Here, Chafin contends that his conduct — the sale of a firearm to an unlawful user of drugs — falls within the historical scope of the Second Amendment. However, Chafin has not pointed this court to any authority, and we have found none, that remotely suggests that, at the time of its ratification, the Second Amendment was understood to protect an individual's right to sell a firearm. Indeed, although the Second Amendment protects an individual's right to bear arms, it does not necessarily give rise to a corresponding right to sell a firearm. Cf. United States v. 12 200-Foot Reels of Super 8mm. Film, 413 U.S. 123, 128, 93 S.Ct. 2665, 37 L.Ed.2d 500 (1973) ("We have already indicated that the protected right to possess obscene material in the privacy of one's home does not give rise to a correlative right to have someone sell or give it to others."). Accordingly, Chafin's argument that § 922(d)(3) is unconstitutional under Heller must be rejected. AFFIRMED.

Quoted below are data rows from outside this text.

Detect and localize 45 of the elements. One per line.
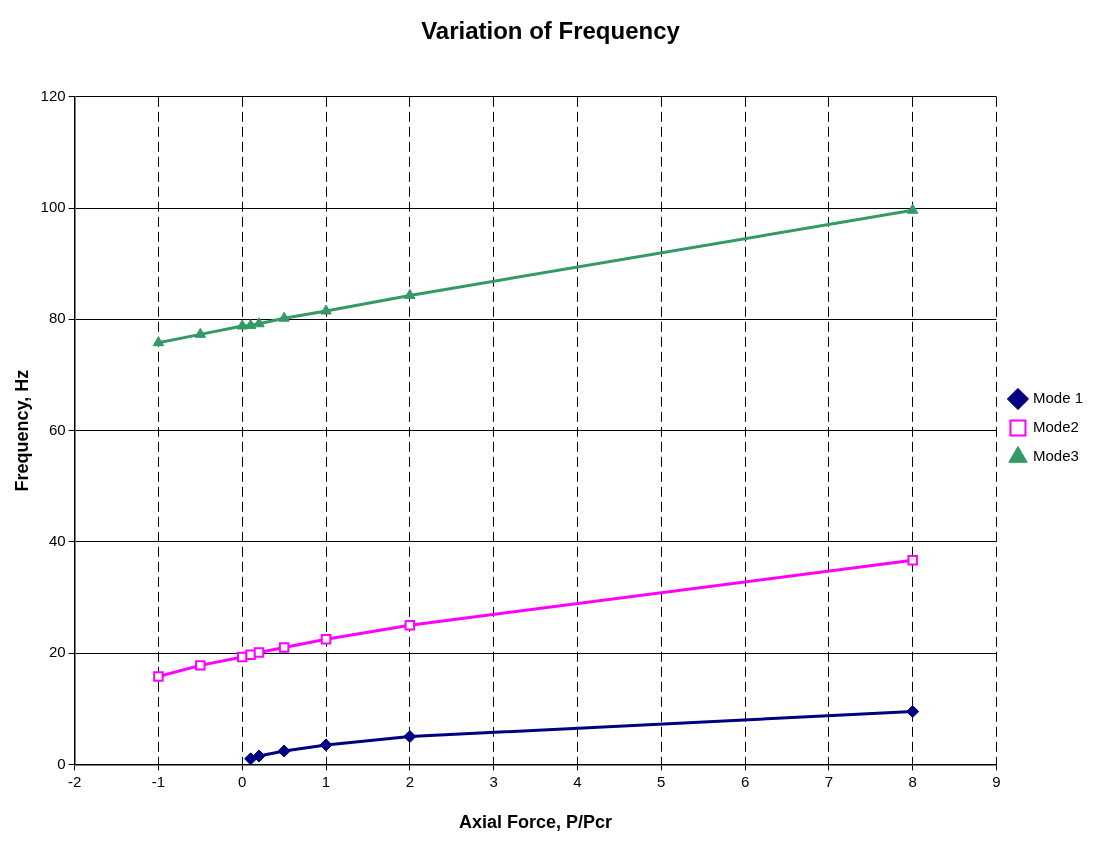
x-tick-label: 5 [657,772,666,790]
y-tick-label: 20 [48,643,66,661]
x-tick-label: 6 [740,772,750,790]
point [319,738,333,752]
x-tick-label: 8 [908,772,917,790]
point [906,203,919,214]
x-tick-label: 2 [405,772,415,790]
point [152,336,165,347]
point [194,327,207,338]
legend-label: Mode3 [1032,447,1079,465]
y-tick-label: 80 [48,309,66,327]
x-axis-title: Axial Force, P/Pcr [459,812,613,833]
point [404,620,416,631]
point [244,752,258,765]
point [252,749,266,763]
y-tick-label: 60 [48,420,66,438]
x-tick-label: 4 [573,772,582,790]
x-tick-label: -2 [67,772,82,790]
y-tick-label: 100 [40,198,66,216]
point [253,647,265,658]
chart-title: Variation of Frequency [421,17,681,45]
x-tick-label: 3 [489,772,498,790]
point [278,642,290,653]
point [277,744,291,758]
point [320,304,332,315]
y-tick-label: 0 [57,754,66,772]
point [195,660,206,671]
point [153,671,164,682]
point [404,288,416,299]
x-tick-label: 7 [824,772,834,790]
x-tick-label: 0 [238,772,247,790]
legend-label: Mode2 [1032,418,1079,436]
y-tick-label: 40 [48,532,66,550]
x-tick-label: 9 [992,772,1001,790]
legend-label: Mode 1 [1032,389,1084,407]
point [907,554,918,566]
x-tick-label: 1 [321,772,331,790]
point [253,317,265,328]
point [403,730,417,744]
x-tick-label: -1 [151,772,166,790]
point [320,633,332,645]
point [906,705,920,719]
y-tick-label: 120 [40,86,66,104]
point [278,311,290,322]
y-axis-title: Frequency, Hz [11,369,32,492]
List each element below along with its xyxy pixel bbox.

Chafin raises two additional arguments that are outside the scope of the argument he reserved for appeal as part of his conditional guilty plea. More specifically, he argues that § 922(d)(3) violates the Second Amendment, because § 922(g)(3) violates the Second Amendment. He also argues that his Second Amendment right to bear arms "cannot be deprived without prior notice and an opportunity to be heard." Appellant's Br. at 10. We decline to address these arguments because they fall outside the scope of the issue Chafin reserved for appeal as part of his conditional guilty plea. Cf. United States v. Bundy, 392 F.3d 641, 650 n. 3 (4th Cir. 2004) ("Where a defendant who pled guilty presents on appeal an issue that he did not even attempt to preserve by means of a conditional plea, we decline to entertain the appeal on the ground that the defendant's unconditional plea waived that issue altogether.").